D'ores et déjà, il y a scandale pour une brochette de dirigeants d'Enron, qui ont fait des bénéfices illégaux (plus de $1 milliard pour 27 dirigeants) sur le dos de la société en perdition. Ces personnes sont d'ores et déjà inculpées. Les milliers d'employés d'Enron sont sur le carreau, après avoir perdu leurs pensions, leurs participations boursière à leur société et ainsi de suite, ce qui fait de l'affaire Enron (chiffre d'affaire de $101 milliards en 2000) un archétype de la caricature de l'activité capitalistique, le double absolument négatif du modèle capitaliste que prône la globalisation. Il faut avouer que si, là-dessus, Enron devenait un scandale politique à Washington, la boucle serait bouclée.
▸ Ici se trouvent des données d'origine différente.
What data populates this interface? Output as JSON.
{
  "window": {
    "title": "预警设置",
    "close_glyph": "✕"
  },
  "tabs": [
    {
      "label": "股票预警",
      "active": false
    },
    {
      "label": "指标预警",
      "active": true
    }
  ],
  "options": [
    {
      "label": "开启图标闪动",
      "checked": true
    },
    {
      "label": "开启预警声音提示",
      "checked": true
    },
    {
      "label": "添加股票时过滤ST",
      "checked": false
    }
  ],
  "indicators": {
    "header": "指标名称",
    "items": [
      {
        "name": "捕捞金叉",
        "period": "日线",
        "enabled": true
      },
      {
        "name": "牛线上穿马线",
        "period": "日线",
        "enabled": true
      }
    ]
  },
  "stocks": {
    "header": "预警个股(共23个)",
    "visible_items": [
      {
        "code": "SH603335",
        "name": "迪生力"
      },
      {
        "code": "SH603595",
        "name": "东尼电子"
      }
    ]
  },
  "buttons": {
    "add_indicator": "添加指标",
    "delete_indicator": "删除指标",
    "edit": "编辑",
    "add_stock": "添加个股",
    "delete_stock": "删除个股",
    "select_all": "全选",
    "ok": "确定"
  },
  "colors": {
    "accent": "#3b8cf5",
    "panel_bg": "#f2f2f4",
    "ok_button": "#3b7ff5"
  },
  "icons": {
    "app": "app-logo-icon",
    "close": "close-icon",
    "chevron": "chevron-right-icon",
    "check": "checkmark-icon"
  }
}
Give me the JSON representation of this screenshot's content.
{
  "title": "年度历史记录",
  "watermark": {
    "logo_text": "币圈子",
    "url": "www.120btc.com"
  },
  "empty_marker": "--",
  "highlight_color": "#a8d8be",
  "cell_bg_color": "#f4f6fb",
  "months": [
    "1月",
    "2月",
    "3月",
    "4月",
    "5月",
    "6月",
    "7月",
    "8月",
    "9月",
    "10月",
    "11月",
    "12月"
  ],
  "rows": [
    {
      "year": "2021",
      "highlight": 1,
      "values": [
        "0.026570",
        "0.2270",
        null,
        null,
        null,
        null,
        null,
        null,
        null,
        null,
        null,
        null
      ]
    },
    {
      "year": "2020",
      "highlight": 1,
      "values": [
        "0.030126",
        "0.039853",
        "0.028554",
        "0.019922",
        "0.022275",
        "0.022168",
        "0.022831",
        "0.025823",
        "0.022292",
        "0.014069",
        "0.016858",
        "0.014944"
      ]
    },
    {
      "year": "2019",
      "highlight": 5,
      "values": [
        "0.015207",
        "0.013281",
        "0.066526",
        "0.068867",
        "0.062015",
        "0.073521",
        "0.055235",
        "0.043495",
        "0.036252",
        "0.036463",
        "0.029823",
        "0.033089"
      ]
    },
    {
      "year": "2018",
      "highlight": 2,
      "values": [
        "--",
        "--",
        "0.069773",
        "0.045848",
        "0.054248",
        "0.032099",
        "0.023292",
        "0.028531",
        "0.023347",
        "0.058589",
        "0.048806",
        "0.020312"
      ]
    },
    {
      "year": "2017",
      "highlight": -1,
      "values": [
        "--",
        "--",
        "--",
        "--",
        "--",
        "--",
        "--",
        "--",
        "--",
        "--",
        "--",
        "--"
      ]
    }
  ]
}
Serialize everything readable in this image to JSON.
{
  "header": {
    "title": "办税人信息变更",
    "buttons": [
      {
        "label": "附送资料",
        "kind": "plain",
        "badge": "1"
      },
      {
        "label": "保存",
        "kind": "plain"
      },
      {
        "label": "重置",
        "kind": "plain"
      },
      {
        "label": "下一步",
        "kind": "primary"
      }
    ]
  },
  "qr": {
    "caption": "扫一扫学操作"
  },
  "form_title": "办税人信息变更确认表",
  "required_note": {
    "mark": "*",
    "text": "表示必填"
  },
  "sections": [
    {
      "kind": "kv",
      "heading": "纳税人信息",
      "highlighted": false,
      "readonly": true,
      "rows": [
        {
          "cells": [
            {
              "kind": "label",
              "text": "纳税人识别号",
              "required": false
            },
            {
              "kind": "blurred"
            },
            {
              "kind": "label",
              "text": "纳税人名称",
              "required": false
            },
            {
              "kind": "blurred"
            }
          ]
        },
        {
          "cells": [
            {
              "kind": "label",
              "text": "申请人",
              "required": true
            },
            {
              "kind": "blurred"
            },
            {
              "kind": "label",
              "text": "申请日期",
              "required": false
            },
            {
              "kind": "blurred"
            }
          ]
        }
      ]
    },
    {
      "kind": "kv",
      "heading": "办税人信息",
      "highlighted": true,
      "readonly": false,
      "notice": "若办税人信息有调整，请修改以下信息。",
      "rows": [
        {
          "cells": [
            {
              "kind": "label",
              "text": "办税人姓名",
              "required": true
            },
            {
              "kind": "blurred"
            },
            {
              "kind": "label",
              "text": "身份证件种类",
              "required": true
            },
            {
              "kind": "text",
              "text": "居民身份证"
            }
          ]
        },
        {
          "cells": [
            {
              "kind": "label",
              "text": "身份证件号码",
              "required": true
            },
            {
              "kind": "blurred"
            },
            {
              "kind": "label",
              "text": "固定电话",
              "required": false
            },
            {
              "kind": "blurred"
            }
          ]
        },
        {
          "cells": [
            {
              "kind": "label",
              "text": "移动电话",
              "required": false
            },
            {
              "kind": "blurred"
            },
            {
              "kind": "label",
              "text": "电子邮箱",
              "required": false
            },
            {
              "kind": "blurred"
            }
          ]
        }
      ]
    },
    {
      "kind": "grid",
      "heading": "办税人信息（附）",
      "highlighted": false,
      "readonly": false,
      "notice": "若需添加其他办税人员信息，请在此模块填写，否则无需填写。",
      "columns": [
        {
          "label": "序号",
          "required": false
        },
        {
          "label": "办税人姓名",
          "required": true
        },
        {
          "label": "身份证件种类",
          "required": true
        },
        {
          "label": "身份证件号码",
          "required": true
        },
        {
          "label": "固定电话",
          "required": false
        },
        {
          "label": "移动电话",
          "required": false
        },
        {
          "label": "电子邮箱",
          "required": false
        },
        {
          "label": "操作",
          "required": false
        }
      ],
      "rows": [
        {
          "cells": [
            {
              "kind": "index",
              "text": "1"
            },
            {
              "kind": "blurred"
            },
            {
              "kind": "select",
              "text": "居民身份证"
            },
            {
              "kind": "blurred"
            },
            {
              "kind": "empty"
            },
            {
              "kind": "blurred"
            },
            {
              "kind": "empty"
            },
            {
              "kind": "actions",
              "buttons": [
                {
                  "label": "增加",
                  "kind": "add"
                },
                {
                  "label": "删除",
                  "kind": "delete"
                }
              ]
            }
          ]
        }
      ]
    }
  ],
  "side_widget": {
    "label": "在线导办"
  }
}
Le scandale Enron et ses implications possibles à Washington marquent (confirment) une sorte de “retour à la normale” après les mois de tension et d'unanimisme politique obligé qui ont suivi l'attaque du 11 septembre 2001. La politique washingtonienne, où « la vengeance est une industrie », commence à reprendre ses droits. La proximité des élections mid-term, en novembre prochain, renforce la détermination des adversaires de Bush, les démocrates certes, de transformer l'essai et de faire d'Enron une machine politique pour gagner ces élections. D'une certaine façon, cette péripétie washingtonienne pourrait contribuer décisivement à banaliser la Grande Guerre contre la Terreur, d'ores et déjà en voie de s'embourber dans les concurrences bureaucratiques, et cela malgré les prévisions de l'état-major qui, à la demande du gouvernement, a estimé que ce conflit durerait six ans, — jusqu'en 2008, ce qui serait, aimable coïncidence de la planification militaire, le terme d'une administration Bush si elle était réélue en 2004.